Modeling of swelling and drug release behavior of spontaneously forming hydrogels composed of phospholipid polymers.

Physically cross-linked hydrogel had been investigated in order to make use of oral polypeptide drug delivery carrier. By using 2-methacryloyloxyethyl phosphorylcholine (MPC) copolymer, we had prepared a spontaneously forming hydrogel showing controllable dissociation via pH changes. In this study, the dissociation and release of polypeptide drugs from the MPC polymer hydrogel loaded with polypeptide drugs, which had been prepared from aqueous solutions containing water-soluble poly[MPC-co-methacrylic acid (MA)] (PMA) and poly[MPC-co-n-butyl methacrylate (BMA)] (PMB) had been executed. The polymer concentration was 10 wt.% and PMA/PMB feed ratio (A/B feed ratio) was 5/5. Insulin labeled with fluorescein-4-isothiocyanate (FITC) and cytochrome c had been loaded for the examination of the release behavior.

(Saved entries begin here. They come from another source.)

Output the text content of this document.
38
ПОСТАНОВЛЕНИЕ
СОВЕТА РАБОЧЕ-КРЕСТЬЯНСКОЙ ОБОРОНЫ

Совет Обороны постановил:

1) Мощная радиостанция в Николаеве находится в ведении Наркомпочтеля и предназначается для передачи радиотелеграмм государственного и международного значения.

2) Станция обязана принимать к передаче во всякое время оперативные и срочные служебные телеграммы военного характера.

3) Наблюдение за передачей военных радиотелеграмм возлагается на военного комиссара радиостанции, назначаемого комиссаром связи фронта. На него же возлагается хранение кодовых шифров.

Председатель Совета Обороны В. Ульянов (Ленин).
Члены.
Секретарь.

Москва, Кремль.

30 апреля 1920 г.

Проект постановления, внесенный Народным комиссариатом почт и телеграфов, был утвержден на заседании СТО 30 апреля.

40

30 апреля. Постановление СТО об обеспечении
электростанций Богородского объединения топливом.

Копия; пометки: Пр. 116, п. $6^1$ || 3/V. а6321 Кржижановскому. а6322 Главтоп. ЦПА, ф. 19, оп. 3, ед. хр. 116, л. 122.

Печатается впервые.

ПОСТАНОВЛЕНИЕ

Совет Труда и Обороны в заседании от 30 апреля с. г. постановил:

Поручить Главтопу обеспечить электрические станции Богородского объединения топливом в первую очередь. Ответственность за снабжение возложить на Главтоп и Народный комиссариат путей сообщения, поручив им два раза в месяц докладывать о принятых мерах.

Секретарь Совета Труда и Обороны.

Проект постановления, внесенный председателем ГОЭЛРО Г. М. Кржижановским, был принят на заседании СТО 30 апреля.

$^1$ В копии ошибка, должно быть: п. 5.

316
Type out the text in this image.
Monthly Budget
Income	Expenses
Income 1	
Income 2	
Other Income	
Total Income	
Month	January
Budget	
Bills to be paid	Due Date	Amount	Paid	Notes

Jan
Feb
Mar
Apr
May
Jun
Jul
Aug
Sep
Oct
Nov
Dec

The hydrogel in pH 1.8 aqueous solution would be swelling, for the hydrogel would absorb outside water. However, during this process, the polymer is dissoluting out from the hydrogel due to the widening of the polymer network. The cytochrome c followed anomalous transport while insulin depended on the swelling and dissolution of the polymer chains. The hydrogel showed surface erosion in neutral condition, although the hydrogel is composed of two different polymer possessing divergent physical properties. The release followed anomalous transport, but the erosion rate slightly changed with as the hydrophobicity of the loaded drugs. The total amount of the drugs released in neutral condition was larger compared to the acidic condition. When the eroded percentage and the release percentage were compared with each other, it showed that release was slightly slower than erosion, indicating that the erosion was controlling the release phenomenon.